PorJai HamidJai Hamid
Tempo de leitura: 3 minutos
As ações da Nokia disparam 21% após a Nvidia investir US$ 1 bilhão por uma participação de 2,9% na empresa
  • As ações da Nokia subiram 21% depois que a Nvidia comprou uma participação de 2,9% por US$ 1 bilhão.
  • Nokia e Nvidia trabalharão juntas em redes 6G e infraestrutura de telecomunicações baseada em inteligência artificial.
  • A Nvidia está transferindo a produção de GPUs para os EUA e promovendo seus chips Blackwell em Washington.

As ações da Nokia dispararam na terça-feira, subindo 21% depois que a empresa anunciou que a Nvidia está investindo US$ 1 bilhão por uma participação de 2,9%.

A fabricante finlandesa de equipamentos de telecomunicações emitirá mais de 166 milhões de novas ações para concretizar o negócio, e cada centavo será destinado a projetos de IA e corporativos. As ações da Nokia chegaram a subir 26% quando a notícia foi divulgada.

Essa mudança não se trata apenas de cash; trata-se também do controle do futuro das redes móveis. Como parte do acordo, a Nokia e a Nvidia concordaram em trabalhar juntas no 6G.

A Nokia também adaptará seu software 5G e 6G para funcionar nos chips da Nvidia, e ambas as empresas planejam construir novos sistemas de rede para infraestrutura de IA. A Nvidia poderá até mesmo integrar a tecnologia da Nokia em seus próprios sistemas de IA futuros.

Nokia se une à Nvidia para impulsionar redes 6G e de IA

A Nokia percorreu um longo caminho desde os antigos celulares de flip.
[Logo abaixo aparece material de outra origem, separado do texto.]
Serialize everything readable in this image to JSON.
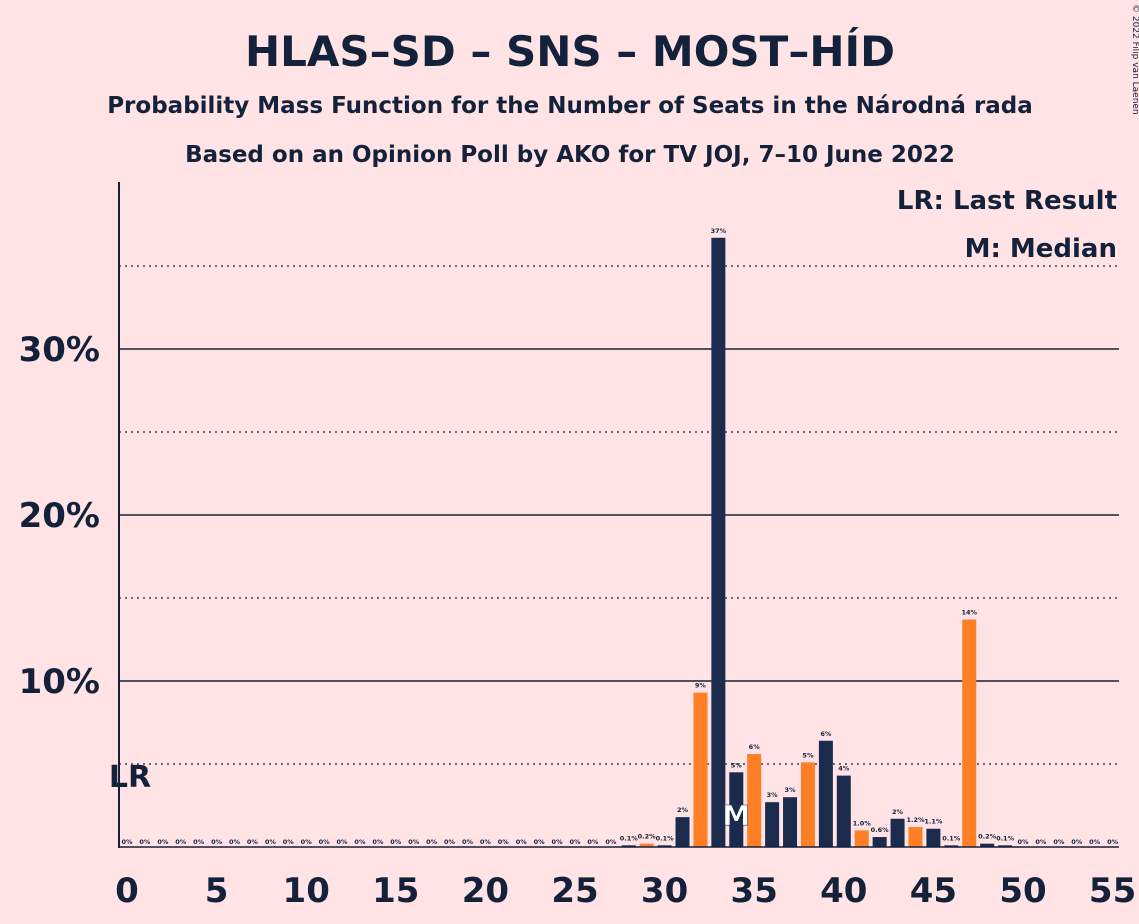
{
  "copyright": "© 2022 Filip van Laenen",
  "chart_data": {
    "type": "bar",
    "title": "HLAS–SD – SNS – MOST–HÍD",
    "subtitle": "Probability Mass Function for the Number of Seats in the Národná rada",
    "subtitle2": "Based on an Opinion Poll by AKO for TV JOJ, 7–10 June 2022",
    "xlim": [
      0,
      55
    ],
    "ylim": [
      0,
      40
    ],
    "x_ticks": [
      0,
      5,
      10,
      15,
      20,
      25,
      30,
      35,
      40,
      45,
      50,
      55
    ],
    "y_ticks": [
      {
        "value": 10,
        "label": "10%"
      },
      {
        "value": 20,
        "label": "20%"
      },
      {
        "value": 30,
        "label": "30%"
      }
    ],
    "minor_gridlines": [
      5,
      15,
      25,
      35
    ],
    "grid": true,
    "legend": [
      "LR: Last Result",
      "M: Median"
    ],
    "last_result": {
      "seats": 0,
      "label": "LR"
    },
    "median": {
      "seats": 34,
      "label": "M"
    },
    "colors": {
      "navy": "#1A2B4E",
      "orange": "#FF7F27",
      "background": "#FFE3E5",
      "text": "#13213A"
    },
    "bars": [
      {
        "x": 0,
        "value": 0,
        "label": "0%"
      },
      {
        "x": 1,
        "value": 0,
        "label": "0%"
      },
      {
        "x": 2,
        "value": 0,
        "label": "0%"
      },
      {
        "x": 3,
        "value": 0,
        "label": "0%"
      },
      {
        "x": 4,
        "value": 0,
        "label": "0%"
      },
      {
        "x": 5,
        "value": 0,
        "label": "0%"
      },
      {
        "x": 6,
        "value": 0,
        "label": "0%"
      },
      {
        "x": 7,
        "value": 0,
        "label": "0%"
      },
      {
        "x": 8,
        "value": 0,
        "label": "0%"
      },
      {
        "x": 9,
        "value": 0,
        "label": "0%"
      },
      {
        "x": 10,
        "value": 0,
        "label": "0%"
      },
      {
        "x": 11,
        "value": 0,
        "label": "0%"
      },
      {
        "x": 12,
        "value": 0,
        "label": "0%"
      },
      {
        "x": 13,
        "value": 0,
        "label": "0%"
      },
      {
        "x": 14,
        "value": 0,
        "label": "0%"
      },
      {
        "x": 15,
        "value": 0,
        "label": "0%"
      },
      {
        "x": 16,
        "value": 0,
        "label": "0%"
      },
      {
        "x": 17,
        "value": 0,
        "label": "0%"
      },
      {
        "x": 18,
        "value": 0,
        "label": "0%"
      },
      {
        "x": 19,
        "value": 0,
        "label": "0%"
      },
      {
        "x": 20,
        "value": 0,
        "label": "0%"
      },
      {
        "x": 21,
        "value": 0,
        "label": "0%"
      },
      {
        "x": 22,
        "value": 0,
        "label": "0%"
      },
      {
        "x": 23,
        "value": 0,
        "label": "0%"
      },
      {
        "x": 24,
        "value": 0,
        "label": "0%"
      },
      {
        "x": 25,
        "value": 0,
        "label": "0%"
      },
      {
        "x": 26,
        "value": 0,
        "label": "0%"
      },
      {
        "x": 27,
        "value": 0,
        "label": "0%"
      },
      {
        "x": 28,
        "value": 0.1,
        "label": "0.1%"
      },
      {
        "x": 29,
        "value": 0.2,
        "label": "0.2%"
      },
      {
        "x": 30,
        "value": 0.1,
        "label": "0.1%"
      },
      {
        "x": 31,
        "value": 1.8,
        "label": "2%"
      },
      {
        "x": 32,
        "value": 9.3,
        "label": "9%"
      },
      {
        "x": 33,
        "value": 36.7,
        "label": "37%"
      },
      {
        "x": 34,
        "value": 4.5,
        "label": "5%"
      },
      {
        "x": 35,
        "value": 5.6,
        "label": "6%"
      },
      {
        "x": 36,
        "value": 2.7,
        "label": "3%"
      },
      {
        "x": 37,
        "value": 3.0,
        "label": "3%"
      },
      {
        "x": 38,
        "value": 5.1,
        "label": "5%"
      },
      {
        "x": 39,
        "value": 6.4,
        "label": "6%"
      },
      {
        "x": 40,
        "value": 4.3,
        "label": "4%"
      },
      {
        "x": 41,
        "value": 1.0,
        "label": "1.0%"
      },
      {
        "x": 42,
        "value": 0.6,
        "label": "0.6%"
      },
      {
        "x": 43,
        "value": 1.7,
        "label": "2%"
      },
      {
        "x": 44,
        "value": 1.2,
        "label": "1.2%"
      },
      {
        "x": 45,
        "value": 1.1,
        "label": "1.1%"
      },
      {
        "x": 46,
        "value": 0.1,
        "label": "0.1%"
      },
      {
        "x": 47,
        "value": 13.7,
        "label": "14%"
      },
      {
        "x": 48,
        "value": 0.2,
        "label": "0.2%"
      },
      {
        "x": 49,
        "value": 0.1,
        "label": "0.1%"
      },
      {
        "x": 50,
        "value": 0,
        "label": "0%"
      },
      {
        "x": 51,
        "value": 0,
        "label": "0%"
      },
      {
        "x": 52,
        "value": 0,
        "label": "0%"
      },
      {
        "x": 53,
        "value": 0,
        "label": "0%"
      },
      {
        "x": 54,
        "value": 0,
        "label": "0%"
      },
      {
        "x": 55,
        "value": 0,
        "label": "0%"
      }
    ],
    "orange_seats": [
      29,
      32,
      35,
      38,
      41,
      44,
      47
    ]
  }
}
Hoje em dia, ela fornece hardware 5G para as principais operadoras de telecomunicações.

Com essa parceria com a Nvidia, a Nokia agora mira a era do 6G com inteligência artificial. A empresa afirmou que o acordo ajudará a modernizar sua infraestrutura de software, enquanto a Nvidia poderá incluir equipamentos da Nokia em futuras construções de data centers.

Espera-se que ambas as empresas aprofundem essa parceria durante o evento para desenvolvedores da Nvidia em Washington, DC, onde o CEO Jensen Huang já tem uma apresentação agendada para uma plateia lotada de legisladores e autoridades americanas.

A escolha dessa localização faz parte da estratégia agressiva da Nvidia para se manter firmemente no centro da estratégia tecnológica dos EUA.

A Nvidia tem feito grandes investimentos ultimamente. Em setembro, investiu US$ 5 bilhões na Intel, sua antiga rival. Também prometeu US$ 100 bilhões para a OpenAI e investiu US$ 500 milhões na Wayve, uma startup de direção autônoma, e US$ 667 milhões na Nscale, uma empresa de computação em nuvem no Reino Unido.

Essa mudança da Nokia é apenas a peça mais recente desse quebra-cabeça. As novas GPUs Blackwell da Nvidia agora estão sendo produzidas em massa, não em Taiwan, mas no Arizona. Isso é novidade. No evento GTC de terça-feira, Jensen afirmou que 6 milhões de chips Blackwell foram enviados nos últimos quatro trimestres.

Ele projetou vendas de US$ 500 bilhões ao incluir os próximos chips da Rubin. Jensen disse que essa mudança de relocalização da produção foi um pedido de Donald Trump.

“A primeira coisa que o presidentedent me pediu foi para trazer a indústria de volta”, disse. “Trazer a indústria de volta porque ela é necessária para a segurança nacional. Trazer a indústria de volta porque queremos os empregos. Queremos essa parte da economia.”

A Nvidia reforça sua posição dominante nos EUA e enfrenta regulamentações de exportação para a China

Com uma presençatronem Washington, D.C., a Nvidia quer manter-se no centro da cadeia de suprimentos de IA dos EUA e evitar mais restrições à exportação. No evento, a Nvidia apresentou a produção e montagem de chips nos EUA, com os wafers Blackwell agora sendo fabricados em Phoenix.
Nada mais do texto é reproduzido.